それをあんなにも鮮やかに、彼女は己の未来を照らしてみせた。

「何言ってんだ、お前があそこで俺に説得したからこそ、あいつは結果として自分の運命を知ってそれを自分で変えて行く術を知ったんだ。まぁ、あそこで拒んでもあの性格じゃまた勝手について来たんだろうが」
「しかし、もう少し気を配る事はできたはずだ・・・」
「いーーーんだよ!お前は普段からいらんほど気ィ配ってんだから。あいつだって自分で言ってたんだろ?男とか女とか関係ねえって。俺はあいつが男だろうが女だろうが守ってやろうって気はハナからねぇよ」
「・・・・・・」
「ンな顔すんなよ。さっぱりした顔してたじゃねぇか。それでいいんだよ、そいつが一番だ」
「・・・そうか。・・・そうかも、しれないな」

ようやく吹っ切れたように微笑む麗人に、マニゴルドも笑顔を向ける。

「あいつは大丈夫さ。なんたってあのちっけえ体の中に宇宙持ってんだからよ。俺たちと一緒でさ」
「・・・元気でやってくれるといいな」

常日頃から下ばかり見がちな同僚は、そう言って抜けるようなイタリアの青空を仰いだ。
その顔には此処へ来る前に見せていたような憂悶とした色も顰《しか》め面もない。
彼本来の表情なのであろう、棘を取り払った薔薇の柔らかな美しさだけがそこにはあった。

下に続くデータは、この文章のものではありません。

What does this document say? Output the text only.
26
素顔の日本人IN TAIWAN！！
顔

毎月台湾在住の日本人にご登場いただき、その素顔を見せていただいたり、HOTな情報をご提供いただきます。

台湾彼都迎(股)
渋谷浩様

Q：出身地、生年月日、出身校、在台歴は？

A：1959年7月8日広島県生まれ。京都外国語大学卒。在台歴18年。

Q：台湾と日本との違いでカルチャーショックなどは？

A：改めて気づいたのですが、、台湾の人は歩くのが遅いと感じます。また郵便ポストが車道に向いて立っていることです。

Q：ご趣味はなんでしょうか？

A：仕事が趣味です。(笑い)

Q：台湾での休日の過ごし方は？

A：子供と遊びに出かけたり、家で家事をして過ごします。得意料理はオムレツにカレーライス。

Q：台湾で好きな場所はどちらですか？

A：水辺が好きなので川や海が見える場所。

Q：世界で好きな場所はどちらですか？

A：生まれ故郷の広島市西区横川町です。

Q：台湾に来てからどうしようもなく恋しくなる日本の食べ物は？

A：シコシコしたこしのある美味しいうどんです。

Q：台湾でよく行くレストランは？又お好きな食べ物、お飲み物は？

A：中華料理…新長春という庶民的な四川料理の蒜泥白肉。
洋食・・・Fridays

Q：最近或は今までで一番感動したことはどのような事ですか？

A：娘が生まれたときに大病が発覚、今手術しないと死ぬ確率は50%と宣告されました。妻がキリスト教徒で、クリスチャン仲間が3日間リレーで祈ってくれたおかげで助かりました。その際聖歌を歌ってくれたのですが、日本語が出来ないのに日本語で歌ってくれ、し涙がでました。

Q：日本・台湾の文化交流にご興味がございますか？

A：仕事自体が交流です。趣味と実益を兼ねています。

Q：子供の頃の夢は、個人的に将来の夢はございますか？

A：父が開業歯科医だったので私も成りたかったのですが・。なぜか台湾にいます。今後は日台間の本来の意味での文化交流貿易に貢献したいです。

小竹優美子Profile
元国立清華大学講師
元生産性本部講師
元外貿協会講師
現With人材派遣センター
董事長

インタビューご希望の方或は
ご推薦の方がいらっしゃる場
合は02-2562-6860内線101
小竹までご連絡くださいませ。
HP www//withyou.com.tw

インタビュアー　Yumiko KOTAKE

「・・・嬉しいねェ。今日のアルバちゃんは自分から近付いて来てくれる上に、そんないい笑顔見せてくれるワケだ」
「・・・・・・・!!な・・・ッ・・・」

言われて初めて自分自身の近さに気付いたアルバフィカは慌ててマニゴルドと距離を取ろうとするが、時は既に遅く、掴まれた腕がそれを許さない。
そう、本来であればこれほど近くてもマニゴルドには何の害もないはずなのだ。
口には出さないが、それを態度で言い聞かせるように近付いた距離を1ミリたりとも剥がさない。

「離せ、マニゴルド・・・!」
「・・・・なぁ。やっぱお前、1日付き合え。俺と」
「は・・・・はぁ!?馬鹿を言うな、一刻も早く教皇様にご報告を・・・!」
「やーっぱよ、ヴェネツィア来たからにゃーゴンドラ乗らねぇとな!」
「おいこらっ!聞け!!聞こえてるくせに!」

掴んだ手を離さず、来た道を逆走し出すマニゴルドにアルバフィカは怒声をあげる。
まるで子供時代に戻ったようにはしゃぐ蟹座の聖闘士を前に魚座の聖闘士は本気で頭を抱え始めていた。
いきなりすぎる距離も慣れない。他人に触れられる事にも慣れない。こんな大きな子供を持ったような気分にも慣れない。

「このッ・・・馬鹿蟹がっ!!」

未だ若干10代の黄金聖闘士2人は、今だけはその冠詞を取り払ってヴェネツィアの市街を駆けていた。